Rachel Zeffira

Rachel Zeffira’s debut solo album ‘The Deserters’ is both beautiful and beguiling – a gauzy, rapturous tour de force that mines both Zeffira’s classical training as well as the pop sensibilities she displayed as one half of Cat’s Eyes. It might recall at times the baroque pop of John Cale and the hazy experimentation of My Bloody Valentine, but at heart it’s a largely unclassifiable record that stands defiantly alone and apart from its peers.

The album grew from her first solo recordings – a wondrous cover of My Bloody Valentine’s ‘To Here Knows When’ and the evocative ‘Waiting For Sylvia’ – which she sung, played and orchestrated in the summer of 2011. Spurred on by the positive results – the music was greeted enthusiastically by everyone from Pitchfork to NME – she began to piece together songs for ‘The Deserters’ when time allowed. The process was unusual because the writing often took place in unexpected locations such as local churches.
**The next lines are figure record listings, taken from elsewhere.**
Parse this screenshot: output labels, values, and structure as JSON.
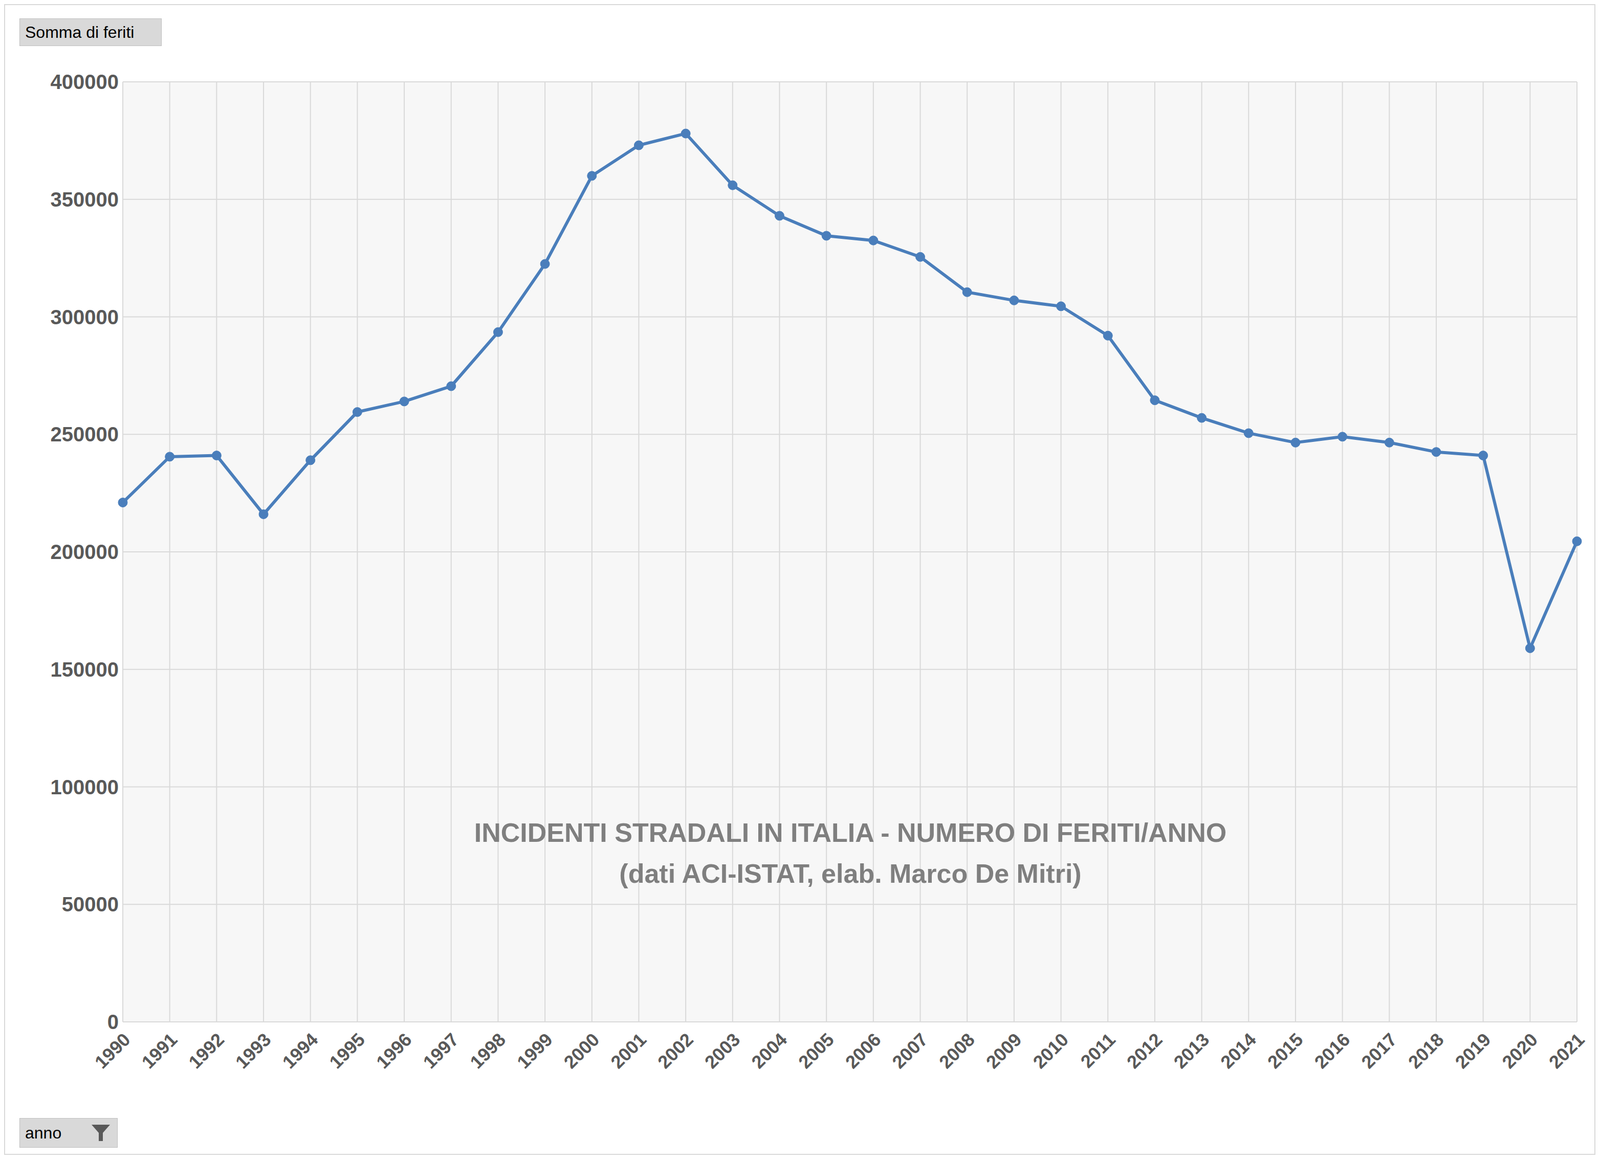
{
  "chart_data": {
    "type": "line",
    "title": "INCIDENTI STRADALI IN ITALIA - NUMERO DI FERITI/ANNO",
    "subtitle": "(dati ACI-ISTAT, elab. Marco De Mitri)",
    "y_label": "Somma di feriti",
    "x_label": "anno",
    "categories": [
      "1990",
      "1991",
      "1992",
      "1993",
      "1994",
      "1995",
      "1996",
      "1997",
      "1998",
      "1999",
      "2000",
      "2001",
      "2002",
      "2003",
      "2004",
      "2005",
      "2006",
      "2007",
      "2008",
      "2009",
      "2010",
      "2011",
      "2012",
      "2013",
      "2014",
      "2015",
      "2016",
      "2017",
      "2018",
      "2019",
      "2020",
      "2021"
    ],
    "values": [
      221000,
      240500,
      241000,
      216000,
      239000,
      259500,
      264000,
      270500,
      293500,
      322500,
      360000,
      373000,
      378000,
      356000,
      343000,
      334500,
      332500,
      325500,
      310500,
      307000,
      304500,
      292000,
      264500,
      257000,
      250500,
      246500,
      249000,
      246500,
      242500,
      241000,
      159000,
      204500
    ],
    "color": "#4a7ebb",
    "marker": "circle",
    "ylim": [
      0,
      400000
    ],
    "yticks": [
      0,
      50000,
      100000,
      150000,
      200000,
      250000,
      300000,
      350000,
      400000
    ],
    "grid": true
  }
}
If that ambience permeates ‘The Deserters’ in a subtle way, the most striking sonic component of the record are the orchestrations – a central feature of what elevates Zeffira’s music into the extraordinary. Having drawn great acclaim for her multi-instrumentalism and orchestration on the debut Cat’s Eyes album, the breadth and ambition of what she’s achieved on her solo album are perhaps even more strikingly impressive. Once again, the orchestra was recorded at London’s legendary Abbey Road, and once again they threatened to bankrupt Zeffira.

In ‘The Deserters’, lyrical themes of old friends, half-remembered letters and once-known stories peep through the layers of reverb and orchestration. The precision and orchestration of ‘The Deserters’ could not have come from an artist without Zeffira’s extensive musical training, but its sound is anything but that of cold formalism. Rather, the record has an elliptical warmth of an album you know will be a lifelong friend.

“I can’t erase my classical past,” says Zeffira. “My favourite piece of music of all time is ‘The Swan’ by Saint-Saëns. I’ve heard it millions of times, but I’ll still stop what I’m doing to listen to it until the end.”

In an age where we rarely watch a YouTube video without clicking out of the tab, Rachel Zeffira’s album ‘The Deserters’ is that rare thing: a record that stops you in your tracks and forces you to pay attention. It’s another astonishing achievement by an increasingly remarkable artist.